A good example would be Scarlett Johansson in Ghost in the Shell. Everybody immediately got mad because she was white, and it was kind of like, rightfully so.
We don’t talk about Ghost in the Shell.
I do. I’ll talk about that shit all day. No offense to Scarlett Johansson, but it was like one of those memes where like, “Nobody,” and then it’s like, “Let’s do a cover,” and then it’s me, “No.”
It’s a slippery slope and every time they do it, they take a chance. Even the Dragon Ball one was horrible. It feels like whoever made it hates people. It’s like making a car with no seatbelts. It’s just like, “This is a great car, but there’s no seatbelts. You’ll be fine,” like, no, you want me to die.
“A lot of my happiest memories, my childhood memories and the joy that I find in my personal life were created in Japan.”

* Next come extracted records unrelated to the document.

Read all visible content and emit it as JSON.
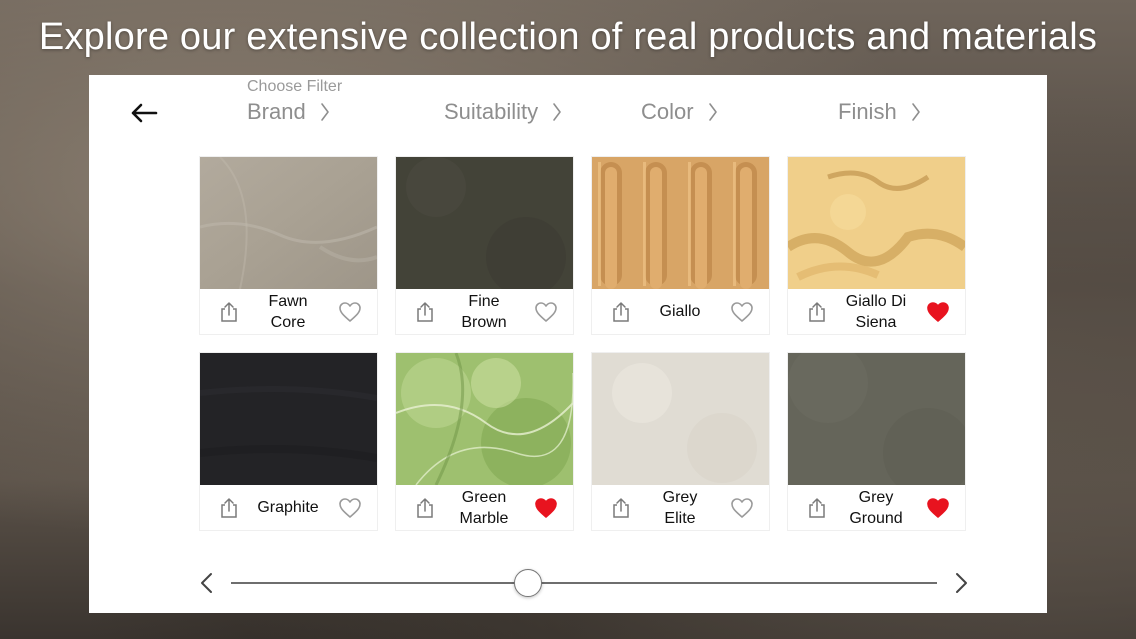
{
  "headline": "Explore our extensive collection of real products and materials",
  "filters": {
    "caption": "Choose Filter",
    "items": [
      "Brand",
      "Suitability",
      "Color",
      "Finish"
    ]
  },
  "products": [
    {
      "name_lines": [
        "Fawn",
        "Core"
      ],
      "favorite": false,
      "swatch": "fawn-core"
    },
    {
      "name_lines": [
        "Fine",
        "Brown"
      ],
      "favorite": false,
      "swatch": "fine-brown"
    },
    {
      "name_lines": [
        "Giallo"
      ],
      "favorite": false,
      "swatch": "giallo"
    },
    {
      "name_lines": [
        "Giallo Di",
        "Siena"
      ],
      "favorite": true,
      "swatch": "giallo-di-siena"
    },
    {
      "name_lines": [
        "Graphite"
      ],
      "favorite": false,
      "swatch": "graphite"
    },
    {
      "name_lines": [
        "Green",
        "Marble"
      ],
      "favorite": true,
      "swatch": "green-marble"
    },
    {
      "name_lines": [
        "Grey",
        "Elite"
      ],
      "favorite": false,
      "swatch": "grey-elite"
    },
    {
      "name_lines": [
        "Grey",
        "Ground"
      ],
      "favorite": true,
      "swatch": "grey-ground"
    }
  ],
  "slider": {
    "position": 0.42
  },
  "colors": {
    "favorite": "#e8131f",
    "unfavorite": "#9a9a9a",
    "filter_text": "#8e8e8e"
  },
  "icons": {
    "back": "arrow-left-icon",
    "share": "share-icon",
    "favorite": "heart-icon",
    "prev": "chevron-left-icon",
    "next": "chevron-right-icon"
  }
}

From your perspective, has there been any successful live-action adaptation?
There’s been a few! The Rurouni Kenshin movie was good. There’s also Gintama. There are some stories that you can do this, but the ones that are big? We love them. I would never want to see a live-action Inuyasha. No need.
You dove into acting and did a surprise cameo on The Mandalorian. Would you ever consider participating and maybe acting in a live-action anime?
That’s right, I was in f*cking Star Wars! It was the greatest moment of my life. I keep saying that that’s gonna be on my headstone. I don’t think I’m even gonna put my real name on my headstone. “Here lies Thundercat. He was in Star Wars,” then a logo.
But no, I would never. It would just be live-action, it wouldn’t be animated. See? It would just be a regular movie. I casually refer to the guy that played Jar Jar Binks…
Yeah, that struck a nerve. [laughs] You know exactly where I’m going with this. I wouldn’t do it.
You don’t want to be the Jar Jar Binks of anime.
You’d have to get therapy after playing Spike [Spiegel]. “Guess what, guys? I decided to be in a live-action anime! Everybody hates me! I did this to myself!”